# soccer coach



## francisbl (Jan 25, 2009)

is there a market in canada for soccer coaches to go over and coach


----------



## mcd1203 (Nov 25, 2008)

I know of a bunch of kids that take soccer during the spring/early summer and some adults that join but its definitely not like in europe.


----------



## francisbl (Jan 25, 2009)

mcd1203 said:


> I know of a bunch of kids that take soccer during the spring/early summer and some adults that join but its definitely not like in europe.


iam a quaified coach so i can do it at high standard


----------



## limey65 (May 5, 2009)

*Coaching*



francisbl said:


> iam a quaified coach so i can do it at high standard


My husband is also qualified (in the UK) and coached for three years in Saudi for the National team. Here has got his team of U16's from the bottom to the top of the league but here in BC Canada he has to do everything voluntarily... that's where he is tonight!

There is a huge following here for junior soccer and also a training programme for coaching to their qualifications and standards. It's the same for doctors and engineers who come here - they have to work as taxi drivers until they pass the tests and even then its the Canadians who get the positions first and any immigrants are the first to be sacked from a position.

Sorry to be so depressing but that's the way it is!


----------



## Newbie_Can_USA (Jan 17, 2009)

I know nothing about the subject but it probably is not legally justified to sack them just because they are immigrants?Per the CIC website (and this could just be theory vs. reality), it says if you are a PR, you have the following rights. (Check the last one)...

As a permanent resident, you and your dependants have the right:

•To receive most social benefits that Canadian citizens receive, including health care coverage.
•To live, work or study anywhere in Canada.
•To apply for Canadian citizenship.
•To protection under Canadian law and the Canadian Charter of Rights and Freedoms 

Again, just seems wrong so I wanted to bring this out.


----------



## limey65 (May 5, 2009)

Newbie_Can_USA said:


> I know nothing about the subject but it probably is not legally justified to sack them just because they are immigrants?Per the CIC website (and this could just be theory vs. reality), it says if you are a PR, you have the following rights. (Check the last one)...
> 
> As a permanent resident, you and your dependants have the right:
> 
> ...


Well check out the stories from folk who have had this happen to them, or ask that question on another british expat forum


There have been lots of cases quoted, plus our friends here have had it happen to them a lot.


----------



## Newbie_Can_USA (Jan 17, 2009)

limey65 said:


> Well check out the stories from folk who have had this happen to them, or ask that question on another british expat forum
> 
> 
> There have been lots of cases quoted, plus our friends here have had it happen to them a lot.

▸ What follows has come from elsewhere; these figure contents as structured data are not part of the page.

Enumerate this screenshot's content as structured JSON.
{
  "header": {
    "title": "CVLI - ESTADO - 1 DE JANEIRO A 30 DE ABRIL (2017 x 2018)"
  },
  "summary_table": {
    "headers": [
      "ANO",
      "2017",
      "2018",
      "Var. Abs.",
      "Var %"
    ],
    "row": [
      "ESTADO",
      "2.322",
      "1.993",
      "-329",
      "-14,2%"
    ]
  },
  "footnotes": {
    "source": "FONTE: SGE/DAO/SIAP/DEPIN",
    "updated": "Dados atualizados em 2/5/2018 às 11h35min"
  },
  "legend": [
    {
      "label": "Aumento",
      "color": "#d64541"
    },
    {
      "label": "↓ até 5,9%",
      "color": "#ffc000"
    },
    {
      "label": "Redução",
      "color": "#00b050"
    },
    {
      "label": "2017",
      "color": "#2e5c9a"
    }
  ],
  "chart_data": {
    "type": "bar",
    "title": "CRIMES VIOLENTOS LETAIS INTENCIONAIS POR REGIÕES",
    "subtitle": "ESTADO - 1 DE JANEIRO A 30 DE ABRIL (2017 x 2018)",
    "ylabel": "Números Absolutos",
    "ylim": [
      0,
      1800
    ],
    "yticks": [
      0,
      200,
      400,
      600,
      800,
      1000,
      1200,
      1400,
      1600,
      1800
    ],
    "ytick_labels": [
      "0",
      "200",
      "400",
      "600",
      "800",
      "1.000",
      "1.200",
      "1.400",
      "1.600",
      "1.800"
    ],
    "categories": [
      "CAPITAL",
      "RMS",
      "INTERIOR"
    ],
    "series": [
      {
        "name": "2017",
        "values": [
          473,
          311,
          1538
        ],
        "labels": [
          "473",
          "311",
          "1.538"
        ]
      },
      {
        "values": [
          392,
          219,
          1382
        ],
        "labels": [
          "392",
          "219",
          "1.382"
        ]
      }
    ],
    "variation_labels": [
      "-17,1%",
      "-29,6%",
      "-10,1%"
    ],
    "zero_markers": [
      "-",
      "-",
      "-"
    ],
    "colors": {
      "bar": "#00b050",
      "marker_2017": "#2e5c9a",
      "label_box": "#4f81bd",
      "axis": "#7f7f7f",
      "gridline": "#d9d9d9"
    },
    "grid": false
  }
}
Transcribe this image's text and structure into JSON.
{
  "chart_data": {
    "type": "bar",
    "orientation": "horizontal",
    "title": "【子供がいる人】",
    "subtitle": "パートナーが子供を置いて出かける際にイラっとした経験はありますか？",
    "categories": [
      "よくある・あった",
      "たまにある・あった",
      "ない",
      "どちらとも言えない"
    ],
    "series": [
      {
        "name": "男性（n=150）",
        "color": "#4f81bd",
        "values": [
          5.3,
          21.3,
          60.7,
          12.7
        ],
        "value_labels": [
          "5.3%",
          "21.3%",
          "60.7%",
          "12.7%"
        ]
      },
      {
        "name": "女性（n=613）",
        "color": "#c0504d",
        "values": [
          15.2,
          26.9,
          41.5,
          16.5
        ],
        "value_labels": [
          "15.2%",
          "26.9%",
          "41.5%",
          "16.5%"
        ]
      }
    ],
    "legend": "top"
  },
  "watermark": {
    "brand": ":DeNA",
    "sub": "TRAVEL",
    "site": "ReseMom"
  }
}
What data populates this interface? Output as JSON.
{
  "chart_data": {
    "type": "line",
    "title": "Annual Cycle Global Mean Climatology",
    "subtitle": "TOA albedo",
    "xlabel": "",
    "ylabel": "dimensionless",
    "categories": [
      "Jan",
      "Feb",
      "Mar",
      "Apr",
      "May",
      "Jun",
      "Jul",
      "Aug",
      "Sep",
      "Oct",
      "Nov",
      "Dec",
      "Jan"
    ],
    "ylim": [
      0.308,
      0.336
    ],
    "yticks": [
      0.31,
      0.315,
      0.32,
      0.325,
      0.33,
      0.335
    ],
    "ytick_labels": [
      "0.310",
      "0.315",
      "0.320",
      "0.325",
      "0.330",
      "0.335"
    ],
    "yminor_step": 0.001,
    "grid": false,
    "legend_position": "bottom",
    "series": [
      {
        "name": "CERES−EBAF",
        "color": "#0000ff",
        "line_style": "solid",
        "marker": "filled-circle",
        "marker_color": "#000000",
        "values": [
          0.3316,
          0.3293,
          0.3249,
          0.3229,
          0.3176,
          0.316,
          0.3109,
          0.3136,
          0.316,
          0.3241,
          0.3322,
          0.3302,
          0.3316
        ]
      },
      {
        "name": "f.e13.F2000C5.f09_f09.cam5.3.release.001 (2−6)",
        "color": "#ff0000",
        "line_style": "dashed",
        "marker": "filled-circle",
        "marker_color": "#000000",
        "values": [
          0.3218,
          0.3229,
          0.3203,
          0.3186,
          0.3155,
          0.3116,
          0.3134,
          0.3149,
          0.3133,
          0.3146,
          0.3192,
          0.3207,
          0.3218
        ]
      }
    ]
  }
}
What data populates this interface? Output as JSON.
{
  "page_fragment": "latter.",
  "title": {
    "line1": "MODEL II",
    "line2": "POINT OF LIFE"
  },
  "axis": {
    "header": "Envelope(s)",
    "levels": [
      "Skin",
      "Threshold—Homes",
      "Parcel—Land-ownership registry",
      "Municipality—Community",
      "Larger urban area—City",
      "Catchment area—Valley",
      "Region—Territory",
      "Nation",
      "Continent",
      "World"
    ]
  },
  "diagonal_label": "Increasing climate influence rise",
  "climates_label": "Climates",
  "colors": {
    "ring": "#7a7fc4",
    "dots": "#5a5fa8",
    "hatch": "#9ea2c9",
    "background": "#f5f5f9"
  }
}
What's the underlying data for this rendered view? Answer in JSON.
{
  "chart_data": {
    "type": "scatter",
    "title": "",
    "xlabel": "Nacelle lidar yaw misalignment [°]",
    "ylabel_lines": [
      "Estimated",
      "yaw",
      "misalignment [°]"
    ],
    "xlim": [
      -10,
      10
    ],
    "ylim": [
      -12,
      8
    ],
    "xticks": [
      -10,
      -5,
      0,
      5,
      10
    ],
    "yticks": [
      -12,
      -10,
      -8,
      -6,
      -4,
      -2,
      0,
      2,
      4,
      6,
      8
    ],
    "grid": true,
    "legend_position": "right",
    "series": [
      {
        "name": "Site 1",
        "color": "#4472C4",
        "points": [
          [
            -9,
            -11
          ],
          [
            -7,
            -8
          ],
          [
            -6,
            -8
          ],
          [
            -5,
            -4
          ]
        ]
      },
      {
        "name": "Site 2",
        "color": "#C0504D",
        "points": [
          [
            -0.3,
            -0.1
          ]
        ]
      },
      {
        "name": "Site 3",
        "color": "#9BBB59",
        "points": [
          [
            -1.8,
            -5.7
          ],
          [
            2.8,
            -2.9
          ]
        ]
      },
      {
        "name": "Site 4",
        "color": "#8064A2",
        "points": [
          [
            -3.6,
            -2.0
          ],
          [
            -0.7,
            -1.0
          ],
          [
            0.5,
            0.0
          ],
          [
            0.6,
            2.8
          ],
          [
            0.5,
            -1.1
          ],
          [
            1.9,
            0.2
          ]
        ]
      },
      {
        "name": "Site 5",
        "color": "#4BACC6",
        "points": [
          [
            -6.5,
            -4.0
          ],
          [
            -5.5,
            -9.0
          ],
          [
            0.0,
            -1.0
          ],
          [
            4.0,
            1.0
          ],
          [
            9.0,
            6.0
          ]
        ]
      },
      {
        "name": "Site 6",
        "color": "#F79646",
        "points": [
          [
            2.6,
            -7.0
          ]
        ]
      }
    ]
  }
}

Well, there has to be some reason given for the rejection for promotion/or sacking (they cant say this was done cuz you are an immigrant..thats straight gronds for legal action); what I was trying to say is, with the rights that you have as a PR, there has got to be an avenue where you can appeal such decisions and some form of independent body determines its legality based on the facts, circumstances and reasons provided for the decision by the employer.

In most corporations, there is am ombudsman process where you can do this anonymously (dont suppose your husbands organization has such a process).

Sorry to hear that...


----------



## limey65 (May 5, 2009)

Newbie_Can_USA said:


> Well, there has to be some reason given for the rejection for promotion/or sacking (they cant say this was done cuz you are an immigrant..thats straight gronds for legal action); what I was trying to say is, with the rights that you have as a PR, there has got to be an avenue where you can appeal such decisions and some form of independent body determines its legality based on the facts, circumstances and reasons provided for the decision by the employer.
> 
> In most corporations, there is am ombudsman process where you can do this anonymously (dont suppose your husbands organization has such a process).
> 
> Sorry to hear that...


Seems to be last in first out - but if that doesn't apply then the immigrants go before Canadians.


----------